Treasures of Dorset: Gold Hill

Tom Burn goes to 'the top of the world', or at least Shaftesbury

What connects a flour rich in wheat germ, the director of the hit feature film, Alien, and the son of a Bohemian innkeeper and zither player? The unlikely answer is a steep, cobbled street in North Dorset. Gold Hill, which connects the centre of Shaftesbury to the parish of St James at the foot of the hill, was the setting for the famous Hovis advertisement, directed by Ridley Scott and accompanied by Dvorák’s ‘New World’ Symphony. Made forty years ago, it has been voted Britain’s favourite advertisement, despite a cheesy script including lines like ”Twas like taking bread to the top of the world’ as a young lad pushes his bike up the hill.
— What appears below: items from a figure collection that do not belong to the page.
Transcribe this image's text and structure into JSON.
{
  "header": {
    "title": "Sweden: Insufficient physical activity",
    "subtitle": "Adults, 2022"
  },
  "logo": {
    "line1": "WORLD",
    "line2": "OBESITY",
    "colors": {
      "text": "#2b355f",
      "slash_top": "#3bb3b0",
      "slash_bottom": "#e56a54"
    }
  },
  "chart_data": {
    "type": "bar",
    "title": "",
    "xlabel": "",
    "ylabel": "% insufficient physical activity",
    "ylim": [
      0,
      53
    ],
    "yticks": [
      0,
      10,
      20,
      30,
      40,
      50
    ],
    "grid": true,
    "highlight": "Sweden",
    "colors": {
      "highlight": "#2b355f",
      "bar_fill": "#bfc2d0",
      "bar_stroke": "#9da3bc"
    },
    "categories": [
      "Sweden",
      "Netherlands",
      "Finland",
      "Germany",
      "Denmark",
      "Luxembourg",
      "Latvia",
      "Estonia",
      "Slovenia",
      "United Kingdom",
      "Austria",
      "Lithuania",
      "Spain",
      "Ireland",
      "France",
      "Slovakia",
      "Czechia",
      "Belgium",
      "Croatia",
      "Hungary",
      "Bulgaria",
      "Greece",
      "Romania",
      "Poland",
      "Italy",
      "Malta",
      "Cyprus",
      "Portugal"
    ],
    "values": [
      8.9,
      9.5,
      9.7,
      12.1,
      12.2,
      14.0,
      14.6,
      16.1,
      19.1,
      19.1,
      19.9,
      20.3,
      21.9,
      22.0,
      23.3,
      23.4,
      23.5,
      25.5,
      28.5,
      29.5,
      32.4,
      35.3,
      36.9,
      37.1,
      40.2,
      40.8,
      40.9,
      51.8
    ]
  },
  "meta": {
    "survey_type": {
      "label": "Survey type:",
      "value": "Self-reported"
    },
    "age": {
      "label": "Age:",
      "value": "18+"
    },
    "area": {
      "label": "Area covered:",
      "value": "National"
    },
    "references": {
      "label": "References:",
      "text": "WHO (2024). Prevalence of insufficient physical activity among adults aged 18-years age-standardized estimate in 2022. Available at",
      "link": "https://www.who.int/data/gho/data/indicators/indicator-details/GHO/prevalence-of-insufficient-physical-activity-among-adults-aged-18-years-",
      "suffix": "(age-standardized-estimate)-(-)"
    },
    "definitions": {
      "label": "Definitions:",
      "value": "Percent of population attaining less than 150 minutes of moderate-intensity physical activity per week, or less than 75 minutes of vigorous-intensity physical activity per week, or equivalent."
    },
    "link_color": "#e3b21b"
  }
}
To this day a collecting box shaped like a Hovis loaf stands at the top of Gold Hill for local charities.
Even before the TV people descended on Shaftesbury, the view from the top of Gold Hill attracted both visitors and illustrators of chocolate boxes. It combines the satisfying curve of the houses on the left, the great rampart of Shaftesbury Abbey’s retaining wall on the right, the old-fashioned cobbles in the foreground and the broad vista of the Blackmore Vale beyond. Bizarrely, the view has even appeared on the cover of the Toronto telephone directory and of an Italian fabric merchant’s catalogue, on which the tiles of the roofs were replaced by different fabric designs.